Single by Incubus

from the album S.C.I.E.N.C.E.
- Released: September 22, 1998
- Studio: 4th Street Recording (Santa Monica, California)
- Length: 3:51
- Label: Immortal; Epic;
- Songwriters: Brandon Boyd; Mike Einziger; Alex Katunich; Gavin Koppell; José Pasillas;
- Producer: Jim Wirt

Incubus singles chronology
| "A Certain Shade of Green" (1997) | "New Skin" (1998) | "Pardon Me" (1999) |

= New Skin (song) =

"New Skin" is a song by American rock band Incubus. It was released as the second single from their second studio album, S.C.I.E.N.C.E. (1997). It reached #38 on the Billboard Active Rock chart in 1998. It originally appeared on their EP Let Me Tell Ya 'Bout Root Beer.

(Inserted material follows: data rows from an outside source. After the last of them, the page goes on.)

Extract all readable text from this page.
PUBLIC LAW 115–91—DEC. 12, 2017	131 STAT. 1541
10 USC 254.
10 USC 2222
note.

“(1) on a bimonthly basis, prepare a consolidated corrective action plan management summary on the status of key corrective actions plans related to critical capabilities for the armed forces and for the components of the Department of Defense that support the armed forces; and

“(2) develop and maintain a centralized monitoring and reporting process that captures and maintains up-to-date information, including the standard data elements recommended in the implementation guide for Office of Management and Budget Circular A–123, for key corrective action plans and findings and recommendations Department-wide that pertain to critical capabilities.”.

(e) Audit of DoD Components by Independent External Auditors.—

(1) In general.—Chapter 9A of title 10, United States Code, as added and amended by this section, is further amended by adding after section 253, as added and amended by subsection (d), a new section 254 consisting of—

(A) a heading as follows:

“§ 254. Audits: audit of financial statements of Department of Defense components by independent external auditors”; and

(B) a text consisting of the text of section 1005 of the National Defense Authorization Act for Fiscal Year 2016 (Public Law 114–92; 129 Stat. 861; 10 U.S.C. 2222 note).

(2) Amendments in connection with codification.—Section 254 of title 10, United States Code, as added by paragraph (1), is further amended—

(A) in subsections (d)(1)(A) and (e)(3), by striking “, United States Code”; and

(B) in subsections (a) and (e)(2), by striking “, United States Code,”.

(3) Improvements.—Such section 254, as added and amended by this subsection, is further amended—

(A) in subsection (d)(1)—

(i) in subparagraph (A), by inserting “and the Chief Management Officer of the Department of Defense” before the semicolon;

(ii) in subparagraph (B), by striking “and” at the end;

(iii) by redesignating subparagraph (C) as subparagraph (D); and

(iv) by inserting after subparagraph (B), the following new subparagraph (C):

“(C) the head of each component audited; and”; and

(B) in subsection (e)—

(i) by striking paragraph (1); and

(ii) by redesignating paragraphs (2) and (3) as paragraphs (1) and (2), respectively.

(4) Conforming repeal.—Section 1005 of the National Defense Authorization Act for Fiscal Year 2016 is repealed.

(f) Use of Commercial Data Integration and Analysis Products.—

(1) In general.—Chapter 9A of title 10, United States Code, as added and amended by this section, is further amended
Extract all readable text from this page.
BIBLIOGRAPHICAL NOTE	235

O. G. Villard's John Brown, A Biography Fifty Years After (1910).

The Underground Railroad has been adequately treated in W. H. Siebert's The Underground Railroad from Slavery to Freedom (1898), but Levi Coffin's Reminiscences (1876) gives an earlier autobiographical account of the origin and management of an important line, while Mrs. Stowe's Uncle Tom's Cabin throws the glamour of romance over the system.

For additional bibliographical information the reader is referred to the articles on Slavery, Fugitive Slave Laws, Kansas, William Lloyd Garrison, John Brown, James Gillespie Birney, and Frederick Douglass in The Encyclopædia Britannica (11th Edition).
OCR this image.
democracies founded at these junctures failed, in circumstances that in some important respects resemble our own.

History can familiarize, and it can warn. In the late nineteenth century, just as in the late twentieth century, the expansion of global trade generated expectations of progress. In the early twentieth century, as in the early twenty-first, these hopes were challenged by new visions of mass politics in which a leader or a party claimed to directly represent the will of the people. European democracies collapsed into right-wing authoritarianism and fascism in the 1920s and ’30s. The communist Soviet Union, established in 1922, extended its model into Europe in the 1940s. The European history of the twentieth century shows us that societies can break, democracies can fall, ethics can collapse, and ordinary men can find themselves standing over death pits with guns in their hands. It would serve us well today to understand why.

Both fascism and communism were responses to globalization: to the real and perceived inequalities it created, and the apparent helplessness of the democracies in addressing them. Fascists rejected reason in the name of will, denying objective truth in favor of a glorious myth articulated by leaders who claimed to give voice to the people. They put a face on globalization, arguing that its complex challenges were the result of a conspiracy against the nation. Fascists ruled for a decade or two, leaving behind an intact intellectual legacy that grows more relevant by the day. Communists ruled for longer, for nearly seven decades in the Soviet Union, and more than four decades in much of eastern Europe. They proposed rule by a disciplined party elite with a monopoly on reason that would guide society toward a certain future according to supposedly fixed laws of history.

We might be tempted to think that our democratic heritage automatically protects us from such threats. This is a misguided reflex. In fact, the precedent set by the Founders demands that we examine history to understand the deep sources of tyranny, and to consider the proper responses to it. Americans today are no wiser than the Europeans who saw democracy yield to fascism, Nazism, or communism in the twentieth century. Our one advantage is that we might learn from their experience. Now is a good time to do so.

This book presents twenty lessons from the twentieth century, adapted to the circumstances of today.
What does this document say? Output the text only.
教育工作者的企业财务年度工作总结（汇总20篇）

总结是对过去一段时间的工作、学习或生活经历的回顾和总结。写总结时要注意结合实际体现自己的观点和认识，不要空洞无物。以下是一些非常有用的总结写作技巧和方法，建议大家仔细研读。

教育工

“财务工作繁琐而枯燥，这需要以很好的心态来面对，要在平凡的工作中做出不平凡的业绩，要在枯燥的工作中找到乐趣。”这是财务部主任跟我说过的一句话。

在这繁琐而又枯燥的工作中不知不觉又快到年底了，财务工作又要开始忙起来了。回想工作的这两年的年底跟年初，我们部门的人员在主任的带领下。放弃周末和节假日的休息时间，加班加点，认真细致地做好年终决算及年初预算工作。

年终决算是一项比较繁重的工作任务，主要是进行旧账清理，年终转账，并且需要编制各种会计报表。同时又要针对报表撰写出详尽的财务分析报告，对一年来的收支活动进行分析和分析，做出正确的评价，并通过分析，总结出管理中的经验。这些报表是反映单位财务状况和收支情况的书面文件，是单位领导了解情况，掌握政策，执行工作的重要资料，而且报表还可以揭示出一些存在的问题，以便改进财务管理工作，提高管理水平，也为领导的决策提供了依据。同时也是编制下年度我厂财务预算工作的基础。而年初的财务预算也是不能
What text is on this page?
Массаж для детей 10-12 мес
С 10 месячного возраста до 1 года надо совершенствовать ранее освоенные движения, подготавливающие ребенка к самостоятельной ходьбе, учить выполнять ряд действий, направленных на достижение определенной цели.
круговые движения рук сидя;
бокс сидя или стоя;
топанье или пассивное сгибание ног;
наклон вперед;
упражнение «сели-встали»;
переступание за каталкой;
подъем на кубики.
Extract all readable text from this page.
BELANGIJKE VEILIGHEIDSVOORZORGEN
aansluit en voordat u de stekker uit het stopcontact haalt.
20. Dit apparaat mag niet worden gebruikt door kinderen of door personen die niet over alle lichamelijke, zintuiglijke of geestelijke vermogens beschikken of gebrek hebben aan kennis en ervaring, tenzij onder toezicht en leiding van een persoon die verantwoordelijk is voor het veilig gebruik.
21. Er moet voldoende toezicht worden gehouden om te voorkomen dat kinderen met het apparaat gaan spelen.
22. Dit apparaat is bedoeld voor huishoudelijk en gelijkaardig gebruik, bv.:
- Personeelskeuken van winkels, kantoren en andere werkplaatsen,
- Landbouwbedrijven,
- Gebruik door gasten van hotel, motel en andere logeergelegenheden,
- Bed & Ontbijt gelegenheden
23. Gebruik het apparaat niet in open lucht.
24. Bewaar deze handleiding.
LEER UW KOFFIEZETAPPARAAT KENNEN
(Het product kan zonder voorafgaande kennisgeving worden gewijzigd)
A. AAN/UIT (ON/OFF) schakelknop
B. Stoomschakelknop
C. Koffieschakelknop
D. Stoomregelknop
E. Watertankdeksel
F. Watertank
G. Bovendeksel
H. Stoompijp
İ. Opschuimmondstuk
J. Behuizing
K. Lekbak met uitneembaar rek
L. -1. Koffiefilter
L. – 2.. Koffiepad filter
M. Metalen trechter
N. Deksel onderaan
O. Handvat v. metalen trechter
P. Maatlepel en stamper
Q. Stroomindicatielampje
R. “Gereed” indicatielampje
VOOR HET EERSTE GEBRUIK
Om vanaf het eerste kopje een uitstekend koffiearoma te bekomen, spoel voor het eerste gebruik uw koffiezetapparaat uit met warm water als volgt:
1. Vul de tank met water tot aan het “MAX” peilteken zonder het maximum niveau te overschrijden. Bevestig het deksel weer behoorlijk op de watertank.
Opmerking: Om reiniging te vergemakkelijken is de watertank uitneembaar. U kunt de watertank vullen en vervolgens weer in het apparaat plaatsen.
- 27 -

The song's bridge samples systems theorist Buckminster Fuller's quote, "Until the Twentieth Century, reality was everything humans could touch, smell, see, and hear. Since the initial publication of the chart of the electromagnetic spectrum, humans have learned that what they can touch, smell, see, and hear is less than one-millionth of reality."

==Reception==
"New Skin" was ranked #1 by Billboard on their list of Incubus' 11 greatest songs.

==Track listing==
- US Promo CD (1997)
1. "New Skin"

- US Promo CD (1998)
2. "New Skin"
3. "CD ROM data Track"

==Personnel==
- Brandon Boyd – lead vocals, djembe
- Mike Einziger – guitar, backing vocals
- Alex Katunich – bass
- Gavin Koppel – turntables, keyboards
- José Pasillas – drums

==Cover versions==
The song was covered by The One Hundred for the Metal Hammer Goes '90s cover album.